En effet. Nous allons créer un pôle « Science de la vie » où l’objectif sera d’attirer de nombreuses sociétés qui travaillent dans le domaine biomédicale. Elles représentent 22 % de nos locataires actuellement. L’objectif est de doubler ce chiffre. Pour les attirer, des loyers gratuits et un soutien financier pour financer des laboratoires sont au programme.
Avez-vous des craintes par rapport à la rareté du foncier ?

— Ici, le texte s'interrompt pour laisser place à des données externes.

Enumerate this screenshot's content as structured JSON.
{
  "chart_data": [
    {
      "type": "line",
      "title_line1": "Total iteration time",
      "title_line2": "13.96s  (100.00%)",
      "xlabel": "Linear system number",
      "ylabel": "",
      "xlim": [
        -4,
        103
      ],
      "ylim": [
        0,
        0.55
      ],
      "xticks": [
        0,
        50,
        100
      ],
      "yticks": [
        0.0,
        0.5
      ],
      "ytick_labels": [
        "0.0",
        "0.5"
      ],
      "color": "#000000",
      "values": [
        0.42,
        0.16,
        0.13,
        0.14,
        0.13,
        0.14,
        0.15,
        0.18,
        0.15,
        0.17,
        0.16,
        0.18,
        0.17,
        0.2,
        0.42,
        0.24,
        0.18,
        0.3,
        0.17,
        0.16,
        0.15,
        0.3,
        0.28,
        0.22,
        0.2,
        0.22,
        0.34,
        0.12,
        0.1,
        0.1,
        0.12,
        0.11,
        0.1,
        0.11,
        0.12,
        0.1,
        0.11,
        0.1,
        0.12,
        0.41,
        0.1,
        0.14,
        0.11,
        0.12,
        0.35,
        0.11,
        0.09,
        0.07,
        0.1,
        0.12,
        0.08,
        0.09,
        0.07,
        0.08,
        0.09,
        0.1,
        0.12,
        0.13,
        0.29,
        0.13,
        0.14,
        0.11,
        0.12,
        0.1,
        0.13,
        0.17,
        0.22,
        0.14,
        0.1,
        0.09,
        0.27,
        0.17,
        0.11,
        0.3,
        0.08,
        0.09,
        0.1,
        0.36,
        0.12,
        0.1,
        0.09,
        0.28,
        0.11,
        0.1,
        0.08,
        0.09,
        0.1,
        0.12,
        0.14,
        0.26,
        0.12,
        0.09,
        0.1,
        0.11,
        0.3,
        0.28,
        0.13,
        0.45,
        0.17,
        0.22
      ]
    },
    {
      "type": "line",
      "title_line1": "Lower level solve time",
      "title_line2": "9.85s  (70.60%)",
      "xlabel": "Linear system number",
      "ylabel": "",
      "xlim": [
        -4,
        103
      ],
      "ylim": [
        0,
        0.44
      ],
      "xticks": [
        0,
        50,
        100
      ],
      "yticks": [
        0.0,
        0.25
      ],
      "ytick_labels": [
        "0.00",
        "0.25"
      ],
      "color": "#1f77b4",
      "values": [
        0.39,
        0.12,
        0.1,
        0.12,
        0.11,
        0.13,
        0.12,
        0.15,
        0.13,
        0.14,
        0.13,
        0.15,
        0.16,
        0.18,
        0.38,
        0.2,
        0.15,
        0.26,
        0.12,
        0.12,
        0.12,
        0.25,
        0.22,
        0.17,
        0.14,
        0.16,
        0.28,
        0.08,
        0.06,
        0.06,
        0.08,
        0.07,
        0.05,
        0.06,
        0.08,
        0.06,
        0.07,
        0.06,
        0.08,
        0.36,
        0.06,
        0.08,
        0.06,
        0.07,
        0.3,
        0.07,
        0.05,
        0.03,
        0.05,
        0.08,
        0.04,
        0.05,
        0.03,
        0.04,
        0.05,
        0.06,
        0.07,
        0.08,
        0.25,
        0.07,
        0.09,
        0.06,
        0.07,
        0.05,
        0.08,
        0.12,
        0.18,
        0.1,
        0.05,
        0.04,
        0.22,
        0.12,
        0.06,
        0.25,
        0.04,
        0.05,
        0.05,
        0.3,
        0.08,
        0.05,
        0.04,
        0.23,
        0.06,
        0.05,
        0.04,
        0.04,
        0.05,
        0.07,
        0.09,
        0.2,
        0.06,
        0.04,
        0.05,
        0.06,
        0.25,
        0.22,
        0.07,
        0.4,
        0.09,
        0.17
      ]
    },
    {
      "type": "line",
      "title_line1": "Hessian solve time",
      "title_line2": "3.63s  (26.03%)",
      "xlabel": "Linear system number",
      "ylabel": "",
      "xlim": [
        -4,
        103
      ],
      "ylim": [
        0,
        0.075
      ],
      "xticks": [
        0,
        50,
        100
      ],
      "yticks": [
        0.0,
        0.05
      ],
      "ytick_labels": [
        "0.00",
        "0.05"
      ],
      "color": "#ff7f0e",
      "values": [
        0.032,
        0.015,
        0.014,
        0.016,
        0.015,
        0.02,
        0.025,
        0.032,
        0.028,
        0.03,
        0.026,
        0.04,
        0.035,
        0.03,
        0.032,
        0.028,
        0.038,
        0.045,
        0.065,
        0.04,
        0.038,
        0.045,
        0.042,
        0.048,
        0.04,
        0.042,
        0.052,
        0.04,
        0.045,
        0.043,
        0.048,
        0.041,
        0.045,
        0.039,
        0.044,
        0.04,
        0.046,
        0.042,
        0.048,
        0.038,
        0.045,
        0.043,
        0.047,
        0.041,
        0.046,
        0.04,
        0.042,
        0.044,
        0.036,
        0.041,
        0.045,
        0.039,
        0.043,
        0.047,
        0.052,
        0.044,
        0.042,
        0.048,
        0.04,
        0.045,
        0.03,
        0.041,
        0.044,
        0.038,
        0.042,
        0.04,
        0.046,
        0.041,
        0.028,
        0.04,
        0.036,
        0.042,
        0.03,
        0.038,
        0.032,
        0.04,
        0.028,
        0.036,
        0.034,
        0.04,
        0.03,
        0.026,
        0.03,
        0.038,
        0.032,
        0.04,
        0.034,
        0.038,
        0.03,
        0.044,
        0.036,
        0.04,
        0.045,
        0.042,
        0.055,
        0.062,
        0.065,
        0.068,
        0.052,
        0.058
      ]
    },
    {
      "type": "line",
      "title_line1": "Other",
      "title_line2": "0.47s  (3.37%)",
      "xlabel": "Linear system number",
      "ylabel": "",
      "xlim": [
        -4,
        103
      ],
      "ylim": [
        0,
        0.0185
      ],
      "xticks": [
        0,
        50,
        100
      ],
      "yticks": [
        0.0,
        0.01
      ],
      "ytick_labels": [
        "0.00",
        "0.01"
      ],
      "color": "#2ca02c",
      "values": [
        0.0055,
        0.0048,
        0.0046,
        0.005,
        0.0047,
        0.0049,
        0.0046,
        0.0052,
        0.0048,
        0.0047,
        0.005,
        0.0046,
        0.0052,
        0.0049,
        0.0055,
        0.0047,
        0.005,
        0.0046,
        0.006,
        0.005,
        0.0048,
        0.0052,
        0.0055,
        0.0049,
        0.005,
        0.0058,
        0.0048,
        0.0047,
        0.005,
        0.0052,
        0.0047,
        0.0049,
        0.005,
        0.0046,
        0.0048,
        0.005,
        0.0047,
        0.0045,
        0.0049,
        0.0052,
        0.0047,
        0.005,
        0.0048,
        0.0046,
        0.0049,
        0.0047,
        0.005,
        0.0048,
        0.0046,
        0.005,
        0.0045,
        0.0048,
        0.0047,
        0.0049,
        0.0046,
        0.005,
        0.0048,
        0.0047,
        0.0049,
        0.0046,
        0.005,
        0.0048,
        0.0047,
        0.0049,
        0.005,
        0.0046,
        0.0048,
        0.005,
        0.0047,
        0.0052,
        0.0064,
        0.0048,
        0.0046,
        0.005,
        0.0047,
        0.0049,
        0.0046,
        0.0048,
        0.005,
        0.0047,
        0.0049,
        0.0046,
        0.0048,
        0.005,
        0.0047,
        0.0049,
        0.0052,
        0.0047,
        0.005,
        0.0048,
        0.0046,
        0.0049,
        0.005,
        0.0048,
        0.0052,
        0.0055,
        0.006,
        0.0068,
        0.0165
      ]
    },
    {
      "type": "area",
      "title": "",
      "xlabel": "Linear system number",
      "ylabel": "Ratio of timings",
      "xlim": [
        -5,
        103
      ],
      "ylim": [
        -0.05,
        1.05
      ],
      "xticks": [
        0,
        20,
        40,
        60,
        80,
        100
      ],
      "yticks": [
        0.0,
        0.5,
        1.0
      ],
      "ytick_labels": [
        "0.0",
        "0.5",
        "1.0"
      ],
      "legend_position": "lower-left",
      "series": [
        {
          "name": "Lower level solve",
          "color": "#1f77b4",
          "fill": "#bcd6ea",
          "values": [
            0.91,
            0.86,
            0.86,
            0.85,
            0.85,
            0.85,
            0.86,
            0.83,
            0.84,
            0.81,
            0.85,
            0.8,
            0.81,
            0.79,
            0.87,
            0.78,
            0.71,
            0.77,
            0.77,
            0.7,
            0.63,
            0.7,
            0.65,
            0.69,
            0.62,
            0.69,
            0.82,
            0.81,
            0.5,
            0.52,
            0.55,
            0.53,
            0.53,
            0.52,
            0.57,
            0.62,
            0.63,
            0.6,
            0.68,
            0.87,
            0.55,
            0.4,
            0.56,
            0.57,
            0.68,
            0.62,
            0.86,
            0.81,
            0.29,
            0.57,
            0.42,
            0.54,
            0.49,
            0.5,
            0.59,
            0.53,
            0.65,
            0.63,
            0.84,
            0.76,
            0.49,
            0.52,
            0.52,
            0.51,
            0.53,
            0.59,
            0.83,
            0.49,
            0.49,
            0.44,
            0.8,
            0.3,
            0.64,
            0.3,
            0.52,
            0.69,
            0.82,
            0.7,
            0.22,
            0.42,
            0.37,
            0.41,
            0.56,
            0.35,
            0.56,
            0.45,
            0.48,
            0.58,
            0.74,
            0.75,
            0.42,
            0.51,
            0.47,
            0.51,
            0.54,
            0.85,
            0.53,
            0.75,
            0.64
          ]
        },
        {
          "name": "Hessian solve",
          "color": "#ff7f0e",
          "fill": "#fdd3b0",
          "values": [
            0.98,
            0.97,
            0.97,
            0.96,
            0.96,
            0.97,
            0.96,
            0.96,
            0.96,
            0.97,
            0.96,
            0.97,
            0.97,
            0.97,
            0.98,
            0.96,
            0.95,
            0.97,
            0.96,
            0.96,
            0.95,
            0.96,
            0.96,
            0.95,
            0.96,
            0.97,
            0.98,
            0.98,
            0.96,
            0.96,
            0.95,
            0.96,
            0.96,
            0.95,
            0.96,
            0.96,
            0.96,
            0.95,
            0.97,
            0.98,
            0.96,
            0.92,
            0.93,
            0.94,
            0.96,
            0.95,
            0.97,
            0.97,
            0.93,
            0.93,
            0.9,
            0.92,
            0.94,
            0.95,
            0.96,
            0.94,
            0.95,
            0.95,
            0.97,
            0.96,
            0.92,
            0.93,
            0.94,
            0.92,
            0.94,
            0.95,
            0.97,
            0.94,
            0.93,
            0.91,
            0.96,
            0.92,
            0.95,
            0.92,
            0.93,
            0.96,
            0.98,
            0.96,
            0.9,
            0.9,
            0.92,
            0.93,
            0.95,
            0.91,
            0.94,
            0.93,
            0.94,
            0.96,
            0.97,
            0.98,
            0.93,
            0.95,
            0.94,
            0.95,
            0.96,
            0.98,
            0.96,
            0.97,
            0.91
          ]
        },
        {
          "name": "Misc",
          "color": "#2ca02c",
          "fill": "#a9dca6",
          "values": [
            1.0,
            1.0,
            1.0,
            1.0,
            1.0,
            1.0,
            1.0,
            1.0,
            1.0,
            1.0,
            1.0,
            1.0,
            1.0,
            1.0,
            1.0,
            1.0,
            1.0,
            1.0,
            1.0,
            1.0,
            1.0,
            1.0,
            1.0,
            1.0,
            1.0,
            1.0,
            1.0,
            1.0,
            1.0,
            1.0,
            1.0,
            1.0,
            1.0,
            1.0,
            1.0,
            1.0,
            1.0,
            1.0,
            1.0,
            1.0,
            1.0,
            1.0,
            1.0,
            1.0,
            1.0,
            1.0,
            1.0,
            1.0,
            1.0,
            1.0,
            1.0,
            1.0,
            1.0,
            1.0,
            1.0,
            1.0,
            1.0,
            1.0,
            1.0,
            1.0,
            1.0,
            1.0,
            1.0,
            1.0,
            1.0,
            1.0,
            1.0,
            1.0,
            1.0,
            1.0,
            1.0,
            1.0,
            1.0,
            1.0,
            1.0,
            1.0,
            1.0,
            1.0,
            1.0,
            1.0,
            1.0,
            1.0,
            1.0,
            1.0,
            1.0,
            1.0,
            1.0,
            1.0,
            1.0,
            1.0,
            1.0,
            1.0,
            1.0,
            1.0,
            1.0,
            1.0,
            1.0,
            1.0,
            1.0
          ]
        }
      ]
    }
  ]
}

Pas pour le moment. Nous disposons encore de nombreux terrains disponibles. Notre métier est différent d’in BW puisque nous construisons des bâtiments que nous louons ensuite. A Mont-Saint-Guibert, il reste encore un terrain le long de la N25 (à côté du garage automobile) pour construire un immeuble de 12 000 m2. La demande de permis sera lancée d’ici peu. A Nivelles, la construction d’un immeuble de 4 000 m2 est en cours et un second immeuble de la même taille est prévu dans la foulée.
Comment se dessinera le parc d’activités économiques de demain ?
Pour notre part, il sera dans la lignée de ce que nous avons créé ces dernières années. Soit avec une multitudes de services, un grand intérêt pour l’environnement et la biodiversité de même qu’une attention à la connectique.